Secoués par le traumatisme, les frères avec lesquels nous avons parlé trouvent du réconfort en faisant des blagues noires sur leur temps en prison, ou sur les difficultés qu’ils ont rencontrées en traversant la Grèce et d’autres pays. Des heures ont été passées à élaborer des stratégies pour échapper à la Turquie et fuir vers d’autres pays ou pour retrouver des membres de la famille qui avaient déjà fui. Leurs espoirs reposaient sur la bienveillance des policiers aux frontières et des contrôleurs de passeports. Il y avait rarement assez de temps pour pleurer un père qui pourrait encore souffrir en prison, ou penser à ceux en prison qui étaient sans soins médicaux, ou la difficulté d’avoir à partager une seule toilette entre 50 personnes à la fois. Il y avait rarement assez de temps pour pleurer la discrimination qu’ils ont subie aux mains de leurs cruels geôliers, qui ont torturé et battu beaucoup d’entre eux jusqu’à ce qu’ils deviennent aveugles. J’ai presque eu honte de ne pas pleurer devant eux, mais je ne sentais pas qu’il serait respectueux de montrer ma douleur devant eux alors que leur souffrance surpassait tellement la mienne. Alors je suis resté assis là, écoutant silencieusement, attendant que leurs paroles se déploient en de longs récits compliqués d’emprisonnement, de libération, d’évasion, de survie (ou de noyade), d’arrivée en Grèce (ou d’être attrapés), de séjour dans un camp de réfugiés, puis de se retrouver avec d’autres réfugiés de Turquie.
Les leçons que cette expérience m’a enseignées sont trop marquantes pour être ignorées. Elle m’a montré que Hizmet est un mouvement qui remet en question le pouvoir. Tous les efforts sont faits pour atténuer la souffrance et la perte qui pourraient découler du djihad de parler contre l’injustice. Mais lorsqu’elle frappe, les expériences de ceux qui souffrent, et ont souffert, pour avoir fait ce qui est bon nous rappellent une fois de plus que se sentir à l’aise, et mettre tous nos œufs dans le même panier, n’est pas la façon de vivre. Nous ne devrions pas seulement nous efforcer d’être des personnes productives et les meilleurs citoyens possibles, même si cela est incroyablement important. Nous devrions aussi œuvrer dans la sphère sociale pour apporter un changement actif à la manière dont les gens pensent, et aux façons dont les gens se font du mal et font du mal aux autres. Et nous devons être préparés, plutôt qu’effrayés, pour un moment où nous pourrions avoir besoin de faire des changements drastiques dans nos vies. Nous pourrions même y être contraints. Travailler pour un changement actif ne correspond pas confortablement aux personnes qui sont satisfaites de l’oppression. Comme le dit le dicton courant, « le silence est violence. »

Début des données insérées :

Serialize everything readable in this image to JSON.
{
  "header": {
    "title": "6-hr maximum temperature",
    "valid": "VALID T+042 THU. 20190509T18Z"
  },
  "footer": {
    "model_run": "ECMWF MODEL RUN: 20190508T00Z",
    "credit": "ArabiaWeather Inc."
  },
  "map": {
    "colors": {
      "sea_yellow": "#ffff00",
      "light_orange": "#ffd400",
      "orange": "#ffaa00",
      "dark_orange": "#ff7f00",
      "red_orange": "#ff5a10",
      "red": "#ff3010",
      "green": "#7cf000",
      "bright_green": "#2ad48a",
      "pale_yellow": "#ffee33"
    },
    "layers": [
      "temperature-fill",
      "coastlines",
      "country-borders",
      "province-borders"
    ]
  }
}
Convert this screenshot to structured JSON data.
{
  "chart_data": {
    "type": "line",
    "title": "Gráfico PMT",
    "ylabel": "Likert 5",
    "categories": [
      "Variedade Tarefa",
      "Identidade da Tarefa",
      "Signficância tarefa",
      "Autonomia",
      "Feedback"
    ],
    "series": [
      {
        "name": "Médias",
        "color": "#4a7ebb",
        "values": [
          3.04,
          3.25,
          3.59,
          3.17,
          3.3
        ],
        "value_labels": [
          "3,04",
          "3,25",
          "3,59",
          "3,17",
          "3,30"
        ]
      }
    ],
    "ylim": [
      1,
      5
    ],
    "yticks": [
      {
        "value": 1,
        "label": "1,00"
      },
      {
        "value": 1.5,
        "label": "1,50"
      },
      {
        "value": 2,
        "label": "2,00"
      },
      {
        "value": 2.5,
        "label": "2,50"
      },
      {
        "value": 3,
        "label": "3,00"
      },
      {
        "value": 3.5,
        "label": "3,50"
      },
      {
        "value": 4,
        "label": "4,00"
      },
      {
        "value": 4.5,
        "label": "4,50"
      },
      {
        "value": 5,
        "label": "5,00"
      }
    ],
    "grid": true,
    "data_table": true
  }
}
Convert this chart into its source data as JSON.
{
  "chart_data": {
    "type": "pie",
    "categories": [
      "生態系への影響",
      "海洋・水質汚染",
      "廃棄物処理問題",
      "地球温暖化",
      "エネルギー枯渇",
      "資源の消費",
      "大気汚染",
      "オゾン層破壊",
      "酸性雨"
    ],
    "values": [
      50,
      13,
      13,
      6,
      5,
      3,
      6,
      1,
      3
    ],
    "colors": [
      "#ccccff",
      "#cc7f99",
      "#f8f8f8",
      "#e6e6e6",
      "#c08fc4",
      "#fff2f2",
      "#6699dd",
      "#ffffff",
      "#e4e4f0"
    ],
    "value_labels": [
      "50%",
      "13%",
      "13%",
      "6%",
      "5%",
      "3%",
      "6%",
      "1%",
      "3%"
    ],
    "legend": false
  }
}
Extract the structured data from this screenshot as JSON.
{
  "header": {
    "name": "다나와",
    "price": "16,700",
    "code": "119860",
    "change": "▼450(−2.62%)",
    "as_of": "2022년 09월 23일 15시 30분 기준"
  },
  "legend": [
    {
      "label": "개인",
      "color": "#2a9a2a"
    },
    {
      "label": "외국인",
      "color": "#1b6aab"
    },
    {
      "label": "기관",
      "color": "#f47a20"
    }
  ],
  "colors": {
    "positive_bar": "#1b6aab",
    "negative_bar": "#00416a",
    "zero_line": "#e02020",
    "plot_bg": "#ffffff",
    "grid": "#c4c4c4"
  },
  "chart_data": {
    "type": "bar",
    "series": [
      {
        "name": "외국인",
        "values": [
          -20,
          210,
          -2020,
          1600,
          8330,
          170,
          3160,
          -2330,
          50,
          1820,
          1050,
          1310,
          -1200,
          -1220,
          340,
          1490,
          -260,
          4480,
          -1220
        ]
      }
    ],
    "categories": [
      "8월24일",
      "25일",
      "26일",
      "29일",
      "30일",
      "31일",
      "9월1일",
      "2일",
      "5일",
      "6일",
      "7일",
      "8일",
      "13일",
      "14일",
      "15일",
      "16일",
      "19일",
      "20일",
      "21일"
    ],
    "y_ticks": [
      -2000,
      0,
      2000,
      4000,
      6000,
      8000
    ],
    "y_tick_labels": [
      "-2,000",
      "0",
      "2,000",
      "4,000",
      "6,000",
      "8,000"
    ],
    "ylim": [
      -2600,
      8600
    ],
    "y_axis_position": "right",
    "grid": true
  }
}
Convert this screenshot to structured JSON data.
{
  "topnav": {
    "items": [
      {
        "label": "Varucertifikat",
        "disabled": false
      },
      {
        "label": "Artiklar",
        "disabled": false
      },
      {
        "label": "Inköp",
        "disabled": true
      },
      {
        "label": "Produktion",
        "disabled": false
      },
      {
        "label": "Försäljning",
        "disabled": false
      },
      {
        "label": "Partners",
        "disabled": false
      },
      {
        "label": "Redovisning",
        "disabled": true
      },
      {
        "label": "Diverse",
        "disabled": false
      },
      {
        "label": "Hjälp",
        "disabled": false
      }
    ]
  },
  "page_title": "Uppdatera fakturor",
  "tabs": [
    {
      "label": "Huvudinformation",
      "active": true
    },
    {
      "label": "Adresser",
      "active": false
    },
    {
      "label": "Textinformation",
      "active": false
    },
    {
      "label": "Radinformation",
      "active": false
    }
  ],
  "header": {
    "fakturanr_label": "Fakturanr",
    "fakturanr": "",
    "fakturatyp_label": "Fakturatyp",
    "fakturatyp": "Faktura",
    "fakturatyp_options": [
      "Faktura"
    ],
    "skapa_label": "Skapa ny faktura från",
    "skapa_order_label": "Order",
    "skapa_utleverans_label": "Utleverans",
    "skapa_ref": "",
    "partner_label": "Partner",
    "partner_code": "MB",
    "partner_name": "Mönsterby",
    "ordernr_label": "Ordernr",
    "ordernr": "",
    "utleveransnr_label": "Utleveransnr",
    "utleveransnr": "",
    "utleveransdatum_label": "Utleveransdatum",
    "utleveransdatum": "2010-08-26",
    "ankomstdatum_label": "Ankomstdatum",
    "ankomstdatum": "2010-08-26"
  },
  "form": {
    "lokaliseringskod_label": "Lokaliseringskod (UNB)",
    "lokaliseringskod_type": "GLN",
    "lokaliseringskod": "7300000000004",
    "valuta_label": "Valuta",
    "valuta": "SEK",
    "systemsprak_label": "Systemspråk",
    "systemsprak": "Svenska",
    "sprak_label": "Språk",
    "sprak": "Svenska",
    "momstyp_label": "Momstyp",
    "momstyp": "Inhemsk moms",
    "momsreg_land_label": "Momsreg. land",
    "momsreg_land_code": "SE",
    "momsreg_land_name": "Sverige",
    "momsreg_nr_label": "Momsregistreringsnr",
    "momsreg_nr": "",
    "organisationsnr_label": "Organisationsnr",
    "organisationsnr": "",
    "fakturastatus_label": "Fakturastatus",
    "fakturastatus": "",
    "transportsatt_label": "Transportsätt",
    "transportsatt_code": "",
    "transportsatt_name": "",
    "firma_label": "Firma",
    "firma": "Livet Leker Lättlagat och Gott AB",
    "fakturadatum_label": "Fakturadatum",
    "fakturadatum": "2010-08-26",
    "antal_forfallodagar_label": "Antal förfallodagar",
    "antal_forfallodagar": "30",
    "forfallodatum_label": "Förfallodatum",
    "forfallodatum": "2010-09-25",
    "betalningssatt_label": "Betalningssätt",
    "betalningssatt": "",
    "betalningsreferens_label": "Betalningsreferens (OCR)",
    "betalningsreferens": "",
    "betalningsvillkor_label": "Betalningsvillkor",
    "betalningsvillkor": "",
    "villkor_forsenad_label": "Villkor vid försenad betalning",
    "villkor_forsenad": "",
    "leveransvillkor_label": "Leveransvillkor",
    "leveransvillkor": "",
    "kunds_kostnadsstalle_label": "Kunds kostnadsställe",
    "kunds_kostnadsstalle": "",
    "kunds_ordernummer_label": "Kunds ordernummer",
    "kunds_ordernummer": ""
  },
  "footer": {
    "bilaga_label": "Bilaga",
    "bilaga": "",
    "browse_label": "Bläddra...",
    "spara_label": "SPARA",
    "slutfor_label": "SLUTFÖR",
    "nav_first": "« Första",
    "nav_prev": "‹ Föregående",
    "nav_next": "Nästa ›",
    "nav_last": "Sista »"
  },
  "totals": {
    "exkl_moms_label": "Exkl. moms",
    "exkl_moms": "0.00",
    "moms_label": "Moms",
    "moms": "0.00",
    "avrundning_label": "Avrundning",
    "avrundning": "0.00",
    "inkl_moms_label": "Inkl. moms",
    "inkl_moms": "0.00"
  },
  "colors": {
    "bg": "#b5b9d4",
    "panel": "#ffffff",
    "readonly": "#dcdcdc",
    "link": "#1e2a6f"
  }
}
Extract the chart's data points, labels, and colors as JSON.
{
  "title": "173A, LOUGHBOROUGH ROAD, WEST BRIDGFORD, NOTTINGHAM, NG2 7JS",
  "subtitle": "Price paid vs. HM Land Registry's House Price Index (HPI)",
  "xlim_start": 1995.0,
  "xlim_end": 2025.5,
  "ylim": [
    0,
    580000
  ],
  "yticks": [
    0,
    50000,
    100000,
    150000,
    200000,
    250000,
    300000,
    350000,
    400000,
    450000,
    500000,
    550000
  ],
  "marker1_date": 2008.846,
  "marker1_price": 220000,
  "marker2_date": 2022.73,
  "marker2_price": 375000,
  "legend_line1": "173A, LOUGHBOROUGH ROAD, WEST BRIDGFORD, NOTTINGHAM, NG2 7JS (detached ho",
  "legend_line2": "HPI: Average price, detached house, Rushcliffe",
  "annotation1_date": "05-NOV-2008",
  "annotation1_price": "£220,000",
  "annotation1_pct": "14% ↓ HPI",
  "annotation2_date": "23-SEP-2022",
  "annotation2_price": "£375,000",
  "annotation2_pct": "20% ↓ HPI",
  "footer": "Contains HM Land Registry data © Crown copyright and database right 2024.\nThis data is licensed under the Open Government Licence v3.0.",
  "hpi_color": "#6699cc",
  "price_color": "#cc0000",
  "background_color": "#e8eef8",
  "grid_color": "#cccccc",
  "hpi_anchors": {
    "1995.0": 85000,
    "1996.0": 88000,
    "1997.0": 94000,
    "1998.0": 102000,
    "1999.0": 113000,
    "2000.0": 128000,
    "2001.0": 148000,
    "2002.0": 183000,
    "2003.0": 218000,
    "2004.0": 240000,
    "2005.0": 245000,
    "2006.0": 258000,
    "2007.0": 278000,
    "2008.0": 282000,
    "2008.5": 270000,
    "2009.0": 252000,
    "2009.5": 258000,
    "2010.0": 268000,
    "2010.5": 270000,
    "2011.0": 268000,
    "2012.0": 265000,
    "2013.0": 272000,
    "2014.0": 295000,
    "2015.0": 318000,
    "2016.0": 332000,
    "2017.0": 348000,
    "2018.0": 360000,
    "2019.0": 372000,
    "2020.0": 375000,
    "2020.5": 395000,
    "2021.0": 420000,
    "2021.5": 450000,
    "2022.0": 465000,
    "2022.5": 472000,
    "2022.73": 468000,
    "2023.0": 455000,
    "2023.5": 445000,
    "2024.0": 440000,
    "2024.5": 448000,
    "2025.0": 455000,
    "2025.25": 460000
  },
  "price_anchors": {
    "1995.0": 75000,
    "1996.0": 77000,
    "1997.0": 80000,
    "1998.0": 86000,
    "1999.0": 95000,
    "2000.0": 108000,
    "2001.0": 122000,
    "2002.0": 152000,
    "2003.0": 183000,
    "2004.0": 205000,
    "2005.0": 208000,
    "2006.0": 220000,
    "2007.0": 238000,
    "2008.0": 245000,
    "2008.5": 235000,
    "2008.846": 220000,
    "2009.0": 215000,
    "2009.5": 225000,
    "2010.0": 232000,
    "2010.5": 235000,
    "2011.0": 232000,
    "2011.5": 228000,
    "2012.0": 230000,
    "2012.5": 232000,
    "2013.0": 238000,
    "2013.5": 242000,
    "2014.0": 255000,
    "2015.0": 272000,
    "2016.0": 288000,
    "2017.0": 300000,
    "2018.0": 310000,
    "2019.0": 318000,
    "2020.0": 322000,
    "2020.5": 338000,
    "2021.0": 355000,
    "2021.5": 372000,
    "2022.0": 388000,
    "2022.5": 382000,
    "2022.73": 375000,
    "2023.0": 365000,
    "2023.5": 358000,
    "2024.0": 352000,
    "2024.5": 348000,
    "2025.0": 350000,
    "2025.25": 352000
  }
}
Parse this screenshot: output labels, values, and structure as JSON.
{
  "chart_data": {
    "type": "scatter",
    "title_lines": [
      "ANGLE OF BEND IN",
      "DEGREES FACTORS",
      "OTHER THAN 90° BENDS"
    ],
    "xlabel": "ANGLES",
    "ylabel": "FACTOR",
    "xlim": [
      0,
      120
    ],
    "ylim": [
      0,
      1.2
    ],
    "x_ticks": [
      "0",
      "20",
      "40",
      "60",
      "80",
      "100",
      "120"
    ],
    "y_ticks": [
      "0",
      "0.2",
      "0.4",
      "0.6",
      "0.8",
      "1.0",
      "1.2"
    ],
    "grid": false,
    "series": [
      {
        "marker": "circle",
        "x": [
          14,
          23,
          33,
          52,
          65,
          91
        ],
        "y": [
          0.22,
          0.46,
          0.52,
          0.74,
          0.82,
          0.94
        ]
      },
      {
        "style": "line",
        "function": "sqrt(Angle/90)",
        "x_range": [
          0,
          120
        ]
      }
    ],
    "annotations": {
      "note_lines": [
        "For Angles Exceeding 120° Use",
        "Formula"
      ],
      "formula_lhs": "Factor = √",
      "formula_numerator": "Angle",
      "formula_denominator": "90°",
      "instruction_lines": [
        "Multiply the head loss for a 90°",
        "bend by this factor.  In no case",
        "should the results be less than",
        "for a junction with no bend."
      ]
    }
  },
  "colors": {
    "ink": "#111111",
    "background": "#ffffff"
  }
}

Aussi confortables et privilégiés que nous sommes au Royaume-Uni, nous devons nous rappeler qu’ici aussi, des gens souffrent. Nous devons nous lever pour eux.
Je suis encore choqué d’avoir eu l’honneur d’entendre ces histoires des plus intimes. Je suis également honoré qu’Allah m’ait donné la chance de voir à quoi ressemble la vraie foi. Je me dis que, si je pleure, ce ne devrait pas être seulement parce que leur souffrance est trop difficile à supporter (non pas que nous ne devrions pas du tout pleurer à ce sujet). Mais ce devrait être parce que j’ai encore un long chemin à parcourir pour atteindre leur niveau de foi et d’engagement envers Hizmet et leur service à l’humanité.